Sowmya et al. (Sowmya et al. 2017) recently reported the development of a 3-layer scaffold for the simultaneous regeneration of cementum, alveolar bone and periodontal ligament. Specifically, this scaffold was structured with chitosan/poly(lactic-co-glycolic acid) (PLGA)/nano-sized bioactive glass layer loaded with cementum protein 1 (CEMP1) for the cementum regeneration, chitosan/ PL GA layer loaded with fibroblast growth factor 2 for periodontal ligament regeneration, and chitosan/PLGA /nano-sized bioactive glass layer loaded with Platelet-Rich Plasma (PRP) growth factors for bone regeneration. Histological and tomographic evaluations showed that the implantation of this scaffold in rabbits led to complete periodontal healing and new alveolar bone deposition after three months
Incorporation of growth factors further stimulating tissue regeneration in nanomaterial-based constructs was also investigated. Zhang et al. (Zhang et al. 2015) fabricated MBG/silk fibroin scaffolds incorporating BMP-7 or PDGF-B adenovirus and implanted them in dogs. The scaffolds loaded with PDGF-B adenovirus were able to partially regenerate the periodontal ligament while those loaded with BMP-7 primarily improved new alveolar bone formation. The synergistic combination of these two growth factors promoted periodontal healing by allowing up to two times greater regeneration of the periodontal ligament, alveolar bone and cementum as compared to each adenovirus used alone.

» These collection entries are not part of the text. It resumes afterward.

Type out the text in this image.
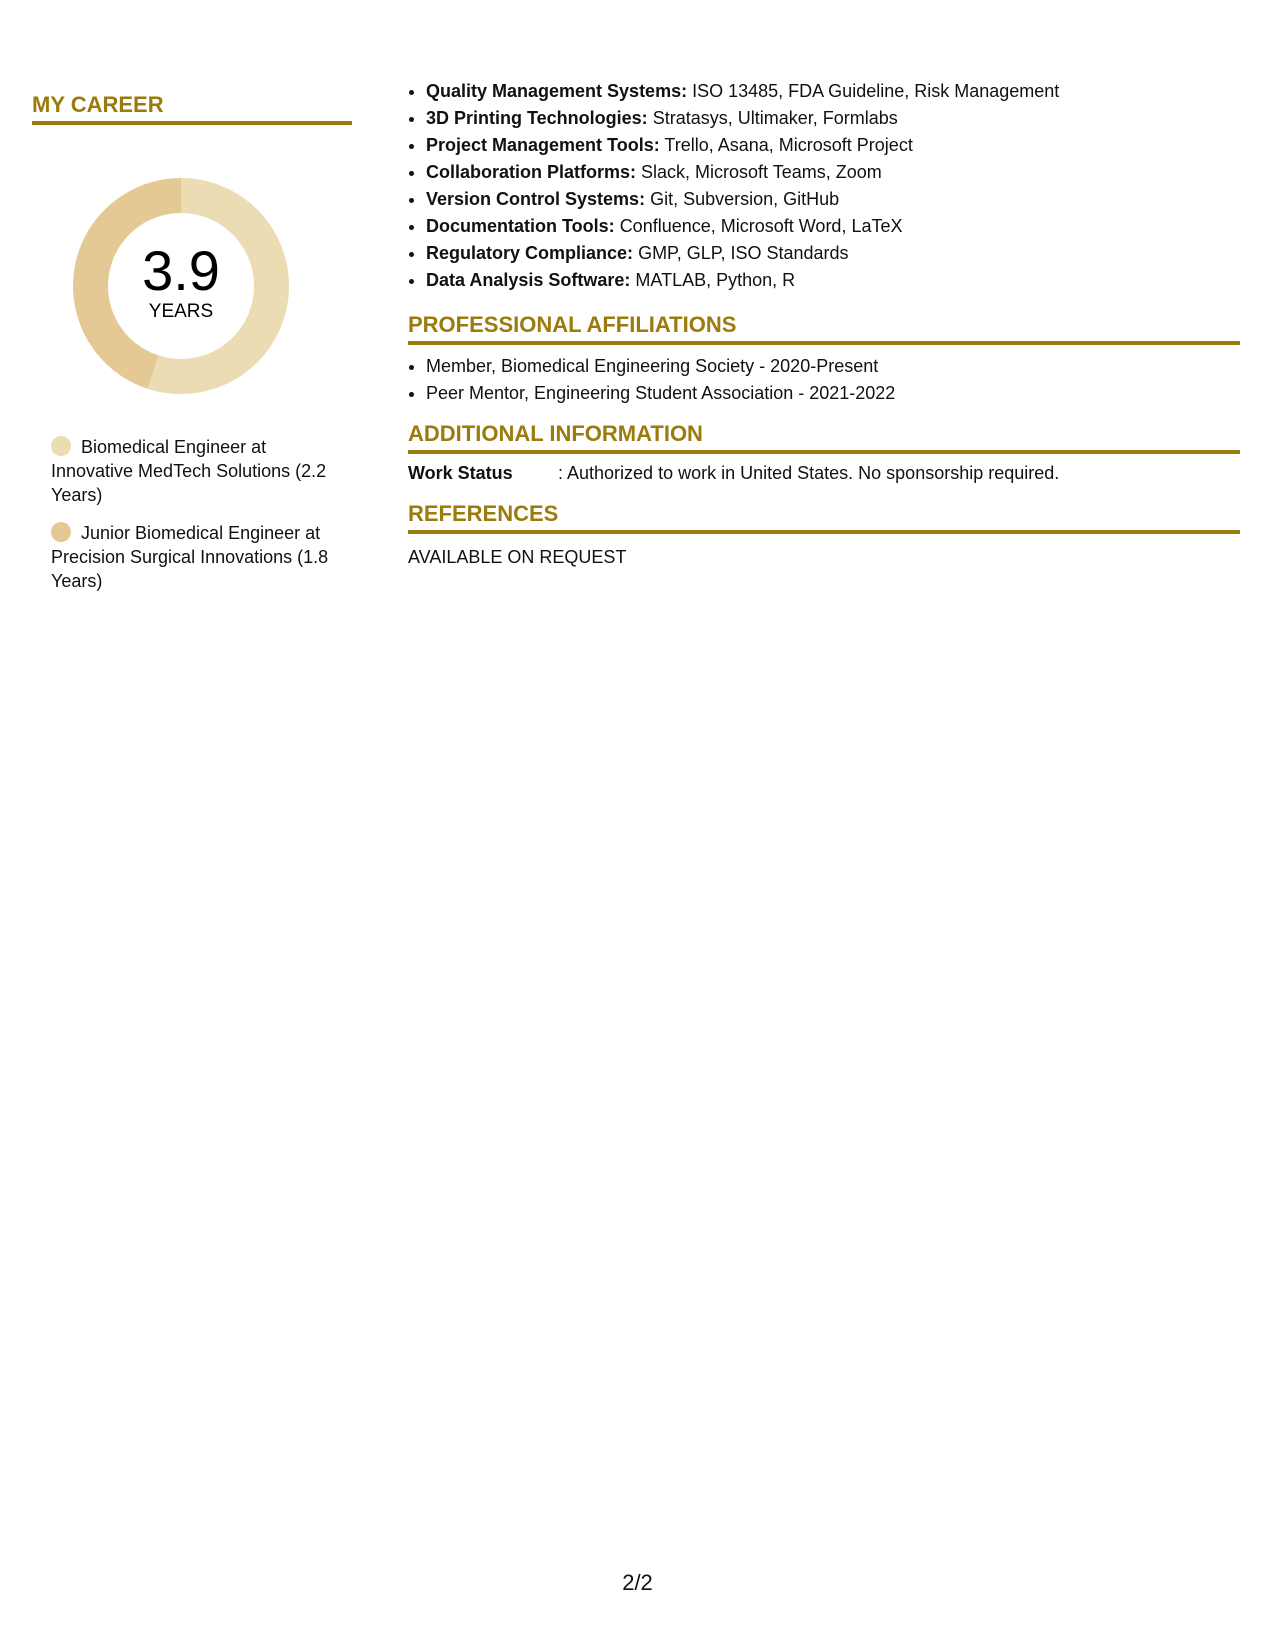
MY CAREER
3.9
YEARS
Biomedical Engineer at Innovative MedTech Solutions (2.2 Years)
Junior Biomedical Engineer at Precision Surgical Innovations (1.8 Years)
• Quality Management Systems: ISO 13485, FDA Guideline, Risk Management
• 3D Printing Technologies: Stratasys, Ultimaker, Formlabs
• Project Management Tools: Trello, Asana, Microsoft Project
• Collaboration Platforms: Slack, Microsoft Teams, Zoom
• Version Control Systems: Git, Subversion, GitHub
• Documentation Tools: Confluence, Microsoft Word, LaTeX
• Regulatory Compliance: GMP, GLP, ISO Standards
• Data Analysis Software: MATLAB, Python, R
PROFESSIONAL AFFILIATIONS
• Member, Biomedical Engineering Society - 2020-Present
• Peer Mentor, Engineering Student Association - 2021-2022
ADDITIONAL INFORMATION
Work Status	: Authorized to work in United States. No sponsorship required.
REFERENCES
AVAILABLE ON REQUEST
2/2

Chen et al. (Chen et al. 2016) used a poly(caprolactone) (PCL)-based multiphasic scaffold, enriched with type I collagen, as a carrier to release CEMPl-loaded poly(ethylene glycol) (PEG)-stabilized amorphous calcium phosphate nanoparticles. After implantation in rats for 8 weeks, these scaffolds were shown to be able to stimulate cementum-like tissue formation but little new bone regeneration.
None of these scaffolds have been experimented in humans as yet, probably due to the lack of clear evidence about the effects of growth factors in the long term and the fate of nanomaterials used in vivo, as well as the high cost of the devices.